🤖 AI Summary
Existing crystal generation methods are typically task-specific and lack a unified framework capable of handling multimodal tasks such as structure prediction and de novo generation. This work proposes the Multimodal Crystal Flow model (MCFlow), which, for the first time, unifies diverse crystal generation tasks within a shared continuous normalizing flow framework. By introducing independent time variables for atomic species and crystal structures, MCFlow enables flexible generation across arbitrary modalities. The approach integrates composition- and symmetry-aware atom ordering, hierarchical permutation augmentation, and a standard Transformer architecture to effectively embed physical priors without relying on explicit templates. Evaluated on the MP-20 and MPTS-52 benchmarks, MCFlow achieves or surpasses the performance of specialized models across multiple tasks.
📝 Abstract
Crystal modeling spans a family of conditional and unconditional generation tasks across different modalities, including crystal structure prediction (CSP) and \emph{de novo} generation (DNG).

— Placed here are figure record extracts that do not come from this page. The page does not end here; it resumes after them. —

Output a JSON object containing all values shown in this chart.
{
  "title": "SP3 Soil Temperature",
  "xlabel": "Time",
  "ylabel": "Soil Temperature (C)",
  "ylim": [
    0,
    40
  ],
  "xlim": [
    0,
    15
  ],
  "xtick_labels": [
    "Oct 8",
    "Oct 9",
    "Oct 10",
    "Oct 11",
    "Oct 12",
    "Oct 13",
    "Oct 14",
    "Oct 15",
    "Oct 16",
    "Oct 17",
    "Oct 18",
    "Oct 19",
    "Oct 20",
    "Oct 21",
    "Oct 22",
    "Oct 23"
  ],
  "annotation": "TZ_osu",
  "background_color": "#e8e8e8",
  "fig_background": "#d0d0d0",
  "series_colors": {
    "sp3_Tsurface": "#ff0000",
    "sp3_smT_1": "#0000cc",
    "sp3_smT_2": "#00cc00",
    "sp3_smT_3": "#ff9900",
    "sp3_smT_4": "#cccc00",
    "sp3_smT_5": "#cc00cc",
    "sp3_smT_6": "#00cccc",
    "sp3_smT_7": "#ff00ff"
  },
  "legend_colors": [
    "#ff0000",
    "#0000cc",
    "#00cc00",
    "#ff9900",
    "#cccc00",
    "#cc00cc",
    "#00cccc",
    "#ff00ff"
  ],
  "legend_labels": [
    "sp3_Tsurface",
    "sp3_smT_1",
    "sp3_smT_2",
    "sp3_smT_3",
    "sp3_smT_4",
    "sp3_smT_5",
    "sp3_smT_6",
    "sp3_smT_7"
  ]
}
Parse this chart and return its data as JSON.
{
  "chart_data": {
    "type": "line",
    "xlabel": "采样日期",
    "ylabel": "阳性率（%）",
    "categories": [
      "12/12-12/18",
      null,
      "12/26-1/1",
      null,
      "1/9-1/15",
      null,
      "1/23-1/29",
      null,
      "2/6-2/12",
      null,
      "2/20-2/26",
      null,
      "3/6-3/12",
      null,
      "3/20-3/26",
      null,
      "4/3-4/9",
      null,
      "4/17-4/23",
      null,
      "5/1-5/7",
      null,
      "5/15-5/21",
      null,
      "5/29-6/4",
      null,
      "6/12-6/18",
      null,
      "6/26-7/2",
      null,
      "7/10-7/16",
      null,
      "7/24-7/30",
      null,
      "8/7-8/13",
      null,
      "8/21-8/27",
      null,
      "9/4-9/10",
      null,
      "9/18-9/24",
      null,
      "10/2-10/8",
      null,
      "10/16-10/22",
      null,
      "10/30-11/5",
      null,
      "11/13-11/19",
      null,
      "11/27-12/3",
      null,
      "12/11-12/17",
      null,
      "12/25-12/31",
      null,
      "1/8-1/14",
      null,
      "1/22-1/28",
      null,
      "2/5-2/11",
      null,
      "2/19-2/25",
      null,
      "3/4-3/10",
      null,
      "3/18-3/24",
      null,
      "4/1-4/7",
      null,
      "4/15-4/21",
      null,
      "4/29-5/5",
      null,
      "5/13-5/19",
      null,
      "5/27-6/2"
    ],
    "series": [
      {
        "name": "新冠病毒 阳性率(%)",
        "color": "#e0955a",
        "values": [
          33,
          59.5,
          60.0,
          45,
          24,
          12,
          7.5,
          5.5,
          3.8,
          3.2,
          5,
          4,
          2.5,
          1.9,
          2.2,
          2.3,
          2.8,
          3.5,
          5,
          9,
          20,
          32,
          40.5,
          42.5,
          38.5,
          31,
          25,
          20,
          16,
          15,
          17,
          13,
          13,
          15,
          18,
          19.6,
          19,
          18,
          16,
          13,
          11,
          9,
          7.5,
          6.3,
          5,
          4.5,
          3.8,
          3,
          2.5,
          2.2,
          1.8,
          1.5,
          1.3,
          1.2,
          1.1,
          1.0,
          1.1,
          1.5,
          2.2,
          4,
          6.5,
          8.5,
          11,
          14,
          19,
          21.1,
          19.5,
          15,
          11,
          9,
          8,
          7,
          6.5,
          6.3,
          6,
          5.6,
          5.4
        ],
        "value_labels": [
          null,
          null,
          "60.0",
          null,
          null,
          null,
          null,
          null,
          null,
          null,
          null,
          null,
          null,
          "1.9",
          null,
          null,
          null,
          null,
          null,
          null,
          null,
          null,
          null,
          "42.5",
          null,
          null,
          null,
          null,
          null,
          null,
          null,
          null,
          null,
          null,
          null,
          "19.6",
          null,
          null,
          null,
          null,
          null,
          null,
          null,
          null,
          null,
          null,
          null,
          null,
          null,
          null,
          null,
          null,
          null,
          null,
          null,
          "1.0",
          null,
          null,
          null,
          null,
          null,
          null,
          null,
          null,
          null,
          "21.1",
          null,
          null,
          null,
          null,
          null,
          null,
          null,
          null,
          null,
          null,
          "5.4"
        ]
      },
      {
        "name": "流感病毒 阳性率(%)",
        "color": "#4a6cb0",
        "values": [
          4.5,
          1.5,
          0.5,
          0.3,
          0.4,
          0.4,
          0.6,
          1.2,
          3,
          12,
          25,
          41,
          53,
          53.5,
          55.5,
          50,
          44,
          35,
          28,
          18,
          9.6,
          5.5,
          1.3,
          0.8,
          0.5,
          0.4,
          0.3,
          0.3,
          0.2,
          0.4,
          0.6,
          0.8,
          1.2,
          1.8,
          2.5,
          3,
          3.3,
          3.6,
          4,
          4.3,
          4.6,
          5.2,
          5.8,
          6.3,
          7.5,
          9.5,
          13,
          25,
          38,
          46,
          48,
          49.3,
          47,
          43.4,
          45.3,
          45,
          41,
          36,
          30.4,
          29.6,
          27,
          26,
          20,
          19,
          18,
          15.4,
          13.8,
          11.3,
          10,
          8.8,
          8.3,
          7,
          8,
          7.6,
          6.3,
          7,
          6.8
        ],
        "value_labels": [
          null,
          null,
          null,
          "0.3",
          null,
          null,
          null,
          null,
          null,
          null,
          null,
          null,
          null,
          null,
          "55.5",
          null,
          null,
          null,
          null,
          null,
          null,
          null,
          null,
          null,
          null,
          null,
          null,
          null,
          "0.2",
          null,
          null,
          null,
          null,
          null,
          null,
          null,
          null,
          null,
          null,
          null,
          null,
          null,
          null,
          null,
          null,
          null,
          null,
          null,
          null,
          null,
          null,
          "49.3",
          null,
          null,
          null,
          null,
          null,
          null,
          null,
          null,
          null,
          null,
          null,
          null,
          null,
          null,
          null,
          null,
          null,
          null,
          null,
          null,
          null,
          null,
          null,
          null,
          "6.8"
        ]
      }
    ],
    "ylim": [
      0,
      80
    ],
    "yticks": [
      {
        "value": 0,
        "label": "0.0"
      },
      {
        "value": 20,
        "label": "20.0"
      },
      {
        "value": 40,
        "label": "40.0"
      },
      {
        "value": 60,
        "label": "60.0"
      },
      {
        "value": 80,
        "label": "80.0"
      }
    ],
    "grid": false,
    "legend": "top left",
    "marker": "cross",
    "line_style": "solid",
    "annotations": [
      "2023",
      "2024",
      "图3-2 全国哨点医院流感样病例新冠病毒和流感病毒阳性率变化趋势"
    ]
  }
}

While recent deep generative models have shown promising performance, they remain largely task-specific, lacking a unified framework that shares crystal representations across different generation tasks. To address this limitation, we propose \emph{Multimodal Crystal Flow (MCFlow)}, a unified multimodal flow model that realizes multiple crystal generation tasks as distinct inference trajectories via independent time variables for atom types and crystal structures. To enable multimodal flow in a standard transformer model, we introduce a composition- and symmetry-aware atom ordering with hierarchical permutation augmentation, injecting strong compositional and crystallographic priors without explicit structural templates. Experiments on the MP-20 and MPTS-52 benchmarks show that MCFlow achieves competitive performance against task-specific baselines across multiple crystal generation tasks.